Forum Moderators: martinibuster
[webmasterworld.com...]
A new tool for advertisers is live: a black list for sites you don't want your ads to be published. Because I am both, publisher and advertiser I immediately checked it and I like this new feature.
Will this help quality publishers? Your comments please
I know that adsense are not likely to give us much (if any) information on if the advertisers are targetting us, if advertisers are blocking us, or if our ads are cpc/cpm. However, it would be handy to have *some* idea if our sites were valued by advertisers. How about it Google?
I have just found this post on the AdWords forum:
[webmasterworld.com...]Finally, a "smart pricing" feature that will actually work. Maybe they'll finally drop the one that doesn't.
I just spent the last 1/2 hour adding 5 sites to my exclusion list in adwords - 3 of which I would have normally reported for invalid clicks.
One forum site I excluded uses single Ads as though they were forum entries - with click counts/popularity (faked).
For the sites I'm excluding, I don't care if I lose a little revenue - just so I can kill theirs.
I personally think this is a good move on Googles part. I wish they would take it one step further to allow advertisers to choose which site to run ads on. Then allow publishers to place a link on their site asking advertisers if the want to place ads on this site.
But again, that's subjective - what's quality for an advertiser may not be quality for a searcher.
Good all round though - should go at least some way to stop people profiting from copying others or churning out low quality rubbish.
If scraper sites deliver a return on investment they will prosper (like everyone else), if they do not, then they will fold.
It wouldn't be hard - click for either "poor conversion rate", "untargetted", or "poor quality".
You have to wonder if part of the reason for the drop in revenue and CPM right now is tied to dataserver errors, or advertisers pulling out from you sites? Our sites are clean and above board, but that doesn't mean someone might not "like" the design, and so on.
I have removed 8 sites using the new exclusion tool in adwords - these were highest visitors counts to my site that are scam/no-content sites.
CPM on my adsense ads is going up up up (20%) so far this morning.
in this business its not "quality" content that makes a blind bit of difference to the advertiser, its whether those doing the clicking eventulally "buy" and hence give a return on their investment.
If you read the thread in the AdWords forum, you'll see that some advertisers are already disabling scraper and other junk sites as a matter of course.
Just as important, having the ability to block junk sites for any reason will make the content network far more attractive to advertisers outside the traditional PPC realm--i.e., companies (both small and large) that care about their brands and reputations. Too often, Webmaster World members assume that everyone is like them. But not all advertisers are affiliates (who are selling someone else's brand) or very small e-commerce entrepreneurs (who don't have to worry about the CEO throwing a fit when the company's ads turn up on buds-neonazi-bondage-scraper-site.com). As ad dollars continue to shift from traditional media to the Internet, the ad network that can serve the needs of larger advertisers is the one that will end up on top.

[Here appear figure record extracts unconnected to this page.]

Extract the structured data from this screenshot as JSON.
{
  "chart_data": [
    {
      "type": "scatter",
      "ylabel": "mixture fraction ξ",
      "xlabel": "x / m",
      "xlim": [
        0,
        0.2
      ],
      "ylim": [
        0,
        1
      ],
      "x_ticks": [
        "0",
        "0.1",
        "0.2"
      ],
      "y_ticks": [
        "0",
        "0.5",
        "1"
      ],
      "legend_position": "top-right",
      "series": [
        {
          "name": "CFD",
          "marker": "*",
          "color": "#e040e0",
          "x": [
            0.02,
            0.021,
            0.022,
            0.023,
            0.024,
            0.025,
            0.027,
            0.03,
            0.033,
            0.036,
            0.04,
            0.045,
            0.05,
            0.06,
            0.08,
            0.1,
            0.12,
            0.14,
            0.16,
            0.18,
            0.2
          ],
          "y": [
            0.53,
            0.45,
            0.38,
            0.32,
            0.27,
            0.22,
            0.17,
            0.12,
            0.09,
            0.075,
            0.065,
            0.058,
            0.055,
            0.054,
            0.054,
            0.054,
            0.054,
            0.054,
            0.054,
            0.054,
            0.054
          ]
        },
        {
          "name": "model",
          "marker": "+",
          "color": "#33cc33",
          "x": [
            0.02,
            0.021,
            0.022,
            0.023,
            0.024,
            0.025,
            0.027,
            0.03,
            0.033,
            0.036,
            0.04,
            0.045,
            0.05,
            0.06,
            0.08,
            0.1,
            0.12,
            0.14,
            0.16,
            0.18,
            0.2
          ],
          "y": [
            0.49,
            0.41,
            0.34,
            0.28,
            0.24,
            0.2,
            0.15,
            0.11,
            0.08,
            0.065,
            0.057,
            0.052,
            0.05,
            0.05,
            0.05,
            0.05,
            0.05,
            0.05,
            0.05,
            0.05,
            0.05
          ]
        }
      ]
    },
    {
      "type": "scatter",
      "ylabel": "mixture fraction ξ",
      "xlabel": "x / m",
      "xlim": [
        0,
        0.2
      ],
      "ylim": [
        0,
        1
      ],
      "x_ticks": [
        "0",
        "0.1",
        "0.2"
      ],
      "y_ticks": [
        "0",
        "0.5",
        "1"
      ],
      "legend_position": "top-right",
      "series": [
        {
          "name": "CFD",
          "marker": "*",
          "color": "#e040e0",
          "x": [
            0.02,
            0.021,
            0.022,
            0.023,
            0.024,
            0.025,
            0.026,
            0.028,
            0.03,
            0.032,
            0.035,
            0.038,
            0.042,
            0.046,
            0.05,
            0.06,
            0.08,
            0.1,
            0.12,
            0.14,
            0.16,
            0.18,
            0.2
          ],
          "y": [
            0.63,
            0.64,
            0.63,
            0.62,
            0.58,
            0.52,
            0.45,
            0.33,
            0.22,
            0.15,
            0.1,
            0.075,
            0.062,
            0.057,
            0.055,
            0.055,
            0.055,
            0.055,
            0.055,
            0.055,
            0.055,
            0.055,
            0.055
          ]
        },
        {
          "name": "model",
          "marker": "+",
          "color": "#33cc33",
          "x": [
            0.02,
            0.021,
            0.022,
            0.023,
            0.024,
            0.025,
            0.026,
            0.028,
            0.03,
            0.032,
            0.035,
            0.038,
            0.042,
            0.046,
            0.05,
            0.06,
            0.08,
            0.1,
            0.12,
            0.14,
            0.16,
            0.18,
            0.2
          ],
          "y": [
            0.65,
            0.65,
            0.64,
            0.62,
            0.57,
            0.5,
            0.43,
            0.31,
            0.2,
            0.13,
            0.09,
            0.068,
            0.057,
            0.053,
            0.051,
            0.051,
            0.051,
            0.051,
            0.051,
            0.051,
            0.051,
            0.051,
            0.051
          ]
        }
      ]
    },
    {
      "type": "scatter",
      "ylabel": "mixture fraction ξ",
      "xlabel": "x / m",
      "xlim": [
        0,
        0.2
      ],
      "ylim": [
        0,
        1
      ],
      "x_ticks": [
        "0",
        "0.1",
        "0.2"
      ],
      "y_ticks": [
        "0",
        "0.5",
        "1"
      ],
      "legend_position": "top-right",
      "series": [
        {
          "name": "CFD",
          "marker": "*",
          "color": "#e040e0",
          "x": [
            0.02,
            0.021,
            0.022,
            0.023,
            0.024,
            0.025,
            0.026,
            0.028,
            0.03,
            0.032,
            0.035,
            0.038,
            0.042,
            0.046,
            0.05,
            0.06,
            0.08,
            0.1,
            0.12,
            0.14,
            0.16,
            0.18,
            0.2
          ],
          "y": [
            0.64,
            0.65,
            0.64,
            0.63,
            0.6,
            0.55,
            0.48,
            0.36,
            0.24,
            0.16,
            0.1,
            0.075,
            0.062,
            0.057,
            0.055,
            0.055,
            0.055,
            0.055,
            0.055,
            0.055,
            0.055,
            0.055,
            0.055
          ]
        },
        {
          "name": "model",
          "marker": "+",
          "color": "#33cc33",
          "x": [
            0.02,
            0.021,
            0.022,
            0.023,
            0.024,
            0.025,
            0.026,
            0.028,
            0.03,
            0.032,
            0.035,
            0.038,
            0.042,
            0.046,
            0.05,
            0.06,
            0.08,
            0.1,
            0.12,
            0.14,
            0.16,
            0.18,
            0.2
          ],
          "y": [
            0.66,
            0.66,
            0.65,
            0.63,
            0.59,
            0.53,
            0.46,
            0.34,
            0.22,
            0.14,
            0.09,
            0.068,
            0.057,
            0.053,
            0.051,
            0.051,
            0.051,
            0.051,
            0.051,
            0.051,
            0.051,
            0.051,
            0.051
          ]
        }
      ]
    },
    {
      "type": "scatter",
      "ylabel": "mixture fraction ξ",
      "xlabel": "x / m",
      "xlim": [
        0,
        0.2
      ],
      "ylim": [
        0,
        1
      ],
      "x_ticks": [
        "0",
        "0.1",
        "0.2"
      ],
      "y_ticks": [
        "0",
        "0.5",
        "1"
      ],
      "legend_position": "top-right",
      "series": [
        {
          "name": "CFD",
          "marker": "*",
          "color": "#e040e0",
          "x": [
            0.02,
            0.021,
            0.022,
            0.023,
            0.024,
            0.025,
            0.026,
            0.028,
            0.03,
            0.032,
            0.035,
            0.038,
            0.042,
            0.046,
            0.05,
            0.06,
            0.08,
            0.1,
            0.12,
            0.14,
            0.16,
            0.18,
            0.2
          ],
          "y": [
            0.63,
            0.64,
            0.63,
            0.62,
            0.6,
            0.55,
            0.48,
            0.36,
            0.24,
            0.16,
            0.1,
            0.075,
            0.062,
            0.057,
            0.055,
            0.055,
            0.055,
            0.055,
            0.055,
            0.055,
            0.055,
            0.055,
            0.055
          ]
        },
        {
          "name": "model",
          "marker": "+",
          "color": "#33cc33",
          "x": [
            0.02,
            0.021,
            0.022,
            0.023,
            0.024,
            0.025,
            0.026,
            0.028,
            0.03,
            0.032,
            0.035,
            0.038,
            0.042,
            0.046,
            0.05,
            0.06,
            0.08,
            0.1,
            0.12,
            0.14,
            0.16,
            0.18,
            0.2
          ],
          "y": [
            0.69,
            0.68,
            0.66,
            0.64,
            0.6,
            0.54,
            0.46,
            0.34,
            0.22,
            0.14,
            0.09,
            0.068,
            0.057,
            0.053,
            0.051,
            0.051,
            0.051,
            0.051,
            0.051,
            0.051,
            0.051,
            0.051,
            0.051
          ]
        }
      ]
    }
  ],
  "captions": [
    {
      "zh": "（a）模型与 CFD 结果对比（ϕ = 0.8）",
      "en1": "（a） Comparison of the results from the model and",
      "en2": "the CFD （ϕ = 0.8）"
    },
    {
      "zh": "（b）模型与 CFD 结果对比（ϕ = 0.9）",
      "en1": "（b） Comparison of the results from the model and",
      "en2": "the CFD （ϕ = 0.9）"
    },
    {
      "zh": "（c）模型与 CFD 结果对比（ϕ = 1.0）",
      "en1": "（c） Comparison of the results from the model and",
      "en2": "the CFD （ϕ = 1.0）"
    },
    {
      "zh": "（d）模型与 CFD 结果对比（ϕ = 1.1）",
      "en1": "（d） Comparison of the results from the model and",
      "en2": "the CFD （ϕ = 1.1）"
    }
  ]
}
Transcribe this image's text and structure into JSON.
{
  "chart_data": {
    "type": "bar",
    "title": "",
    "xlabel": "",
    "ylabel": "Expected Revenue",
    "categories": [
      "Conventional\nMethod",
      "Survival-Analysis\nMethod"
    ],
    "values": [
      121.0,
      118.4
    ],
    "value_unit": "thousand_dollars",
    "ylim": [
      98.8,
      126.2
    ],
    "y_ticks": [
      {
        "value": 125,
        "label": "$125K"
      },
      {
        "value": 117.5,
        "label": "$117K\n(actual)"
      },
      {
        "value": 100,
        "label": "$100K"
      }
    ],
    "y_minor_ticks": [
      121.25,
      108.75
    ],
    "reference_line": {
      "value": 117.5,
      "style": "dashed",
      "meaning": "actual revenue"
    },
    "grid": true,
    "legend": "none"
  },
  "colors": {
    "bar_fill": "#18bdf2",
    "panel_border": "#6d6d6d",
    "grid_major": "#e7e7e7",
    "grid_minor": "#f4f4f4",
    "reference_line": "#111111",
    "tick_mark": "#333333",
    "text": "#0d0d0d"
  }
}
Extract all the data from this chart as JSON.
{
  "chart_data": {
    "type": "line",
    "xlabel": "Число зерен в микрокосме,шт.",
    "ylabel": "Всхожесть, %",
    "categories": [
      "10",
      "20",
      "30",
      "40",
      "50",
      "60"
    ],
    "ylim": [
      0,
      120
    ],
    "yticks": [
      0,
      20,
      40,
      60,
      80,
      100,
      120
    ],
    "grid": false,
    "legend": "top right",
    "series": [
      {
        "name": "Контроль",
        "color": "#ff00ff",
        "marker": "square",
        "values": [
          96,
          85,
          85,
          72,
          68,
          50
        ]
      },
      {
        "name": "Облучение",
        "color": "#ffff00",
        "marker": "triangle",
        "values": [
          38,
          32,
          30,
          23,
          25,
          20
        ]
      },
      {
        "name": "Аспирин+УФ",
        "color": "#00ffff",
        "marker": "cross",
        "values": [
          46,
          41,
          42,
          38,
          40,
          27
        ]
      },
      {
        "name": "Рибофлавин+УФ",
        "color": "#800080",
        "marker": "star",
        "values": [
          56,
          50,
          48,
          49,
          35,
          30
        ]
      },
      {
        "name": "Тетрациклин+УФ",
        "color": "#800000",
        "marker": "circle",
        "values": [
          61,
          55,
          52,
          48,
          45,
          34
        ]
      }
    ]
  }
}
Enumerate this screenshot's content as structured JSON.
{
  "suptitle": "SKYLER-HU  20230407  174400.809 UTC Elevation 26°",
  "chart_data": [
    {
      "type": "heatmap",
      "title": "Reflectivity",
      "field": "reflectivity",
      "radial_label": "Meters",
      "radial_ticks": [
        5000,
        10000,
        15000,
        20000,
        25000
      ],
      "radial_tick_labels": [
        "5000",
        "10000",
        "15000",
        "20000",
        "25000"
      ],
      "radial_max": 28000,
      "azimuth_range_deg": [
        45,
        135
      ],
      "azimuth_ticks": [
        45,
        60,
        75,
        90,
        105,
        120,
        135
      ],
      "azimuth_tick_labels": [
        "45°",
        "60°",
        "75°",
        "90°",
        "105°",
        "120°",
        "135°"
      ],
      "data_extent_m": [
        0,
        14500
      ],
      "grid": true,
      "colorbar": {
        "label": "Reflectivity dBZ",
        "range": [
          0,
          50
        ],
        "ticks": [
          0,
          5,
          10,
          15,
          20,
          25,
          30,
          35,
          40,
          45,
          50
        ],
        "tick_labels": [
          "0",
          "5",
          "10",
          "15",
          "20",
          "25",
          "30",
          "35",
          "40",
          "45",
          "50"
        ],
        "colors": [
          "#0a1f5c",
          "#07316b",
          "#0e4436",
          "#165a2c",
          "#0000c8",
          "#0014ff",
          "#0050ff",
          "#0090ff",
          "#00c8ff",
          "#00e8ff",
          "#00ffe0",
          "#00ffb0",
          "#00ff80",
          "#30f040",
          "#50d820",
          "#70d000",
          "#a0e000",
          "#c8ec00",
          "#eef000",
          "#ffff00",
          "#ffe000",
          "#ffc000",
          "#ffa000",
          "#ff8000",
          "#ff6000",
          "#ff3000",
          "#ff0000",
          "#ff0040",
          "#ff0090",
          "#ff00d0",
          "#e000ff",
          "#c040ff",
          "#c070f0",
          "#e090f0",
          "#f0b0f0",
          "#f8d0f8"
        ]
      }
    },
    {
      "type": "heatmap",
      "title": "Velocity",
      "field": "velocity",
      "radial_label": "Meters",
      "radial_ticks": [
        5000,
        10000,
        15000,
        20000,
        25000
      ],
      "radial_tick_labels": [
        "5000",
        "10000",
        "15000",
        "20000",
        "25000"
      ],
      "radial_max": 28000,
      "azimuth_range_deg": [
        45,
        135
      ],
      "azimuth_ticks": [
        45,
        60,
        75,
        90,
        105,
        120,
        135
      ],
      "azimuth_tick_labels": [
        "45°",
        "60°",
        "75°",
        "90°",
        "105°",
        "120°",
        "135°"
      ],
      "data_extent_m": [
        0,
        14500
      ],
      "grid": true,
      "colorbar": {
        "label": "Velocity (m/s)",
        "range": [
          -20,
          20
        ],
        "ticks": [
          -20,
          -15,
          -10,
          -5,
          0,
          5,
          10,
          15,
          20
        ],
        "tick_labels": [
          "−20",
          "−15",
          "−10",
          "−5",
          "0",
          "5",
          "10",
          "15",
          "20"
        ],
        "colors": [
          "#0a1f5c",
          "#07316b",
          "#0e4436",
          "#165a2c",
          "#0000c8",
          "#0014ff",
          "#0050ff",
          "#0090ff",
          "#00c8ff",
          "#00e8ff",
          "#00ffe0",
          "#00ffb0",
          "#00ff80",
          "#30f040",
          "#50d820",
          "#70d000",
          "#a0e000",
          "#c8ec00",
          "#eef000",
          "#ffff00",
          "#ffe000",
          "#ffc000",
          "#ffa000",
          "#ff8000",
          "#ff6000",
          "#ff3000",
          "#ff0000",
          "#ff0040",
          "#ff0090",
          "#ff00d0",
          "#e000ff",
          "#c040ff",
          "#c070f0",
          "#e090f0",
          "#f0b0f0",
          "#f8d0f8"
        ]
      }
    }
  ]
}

When it gets to that point, I'll be interested. I've been wanting to take on some more private advertisers, because of requests for the service, but the hassle involved with this...
It would be nice if I could just refer them to adwords, explain how to make their ads appear on the pages they are interested in advertising on, and let Google handle this for me.
Also IMHO if you're an Adsense user you really should sign up to Adwords just to see what's going on. It's really free, and maybe in the future Google will constrain who gets in ( minimum expediture constraint? ), but the ones already signed up will probably be grandfathered in.
but this adds a new twist... many publishers have been optimizing their pages to increase adsense CTR. now, however, publishers may want to focus some attention on the production value of their sites because they need to impress advertisers. some advertisers may not understand that 'content is king' and be more focused on the appearance of a site.
so, with this new feature, we need to make our visitors happy, we optimize for the SERPs, we optimize for adsense CTR, and now we need to make sure that advertisers like our sites too.
in the end, it appears that the golden rule - make your sites as good as you can for your visitors - will work best.
also... i wonder if google is going to take note of sites that appear in lots of advertiser's blacklists... if so, will they factor this fact into the smart-pricing algorithm?
Interesting thought. Why not? It would make a lot of sense--and it would encourage publishers to avoid tricks that jack up CTR at the expense of advertisers.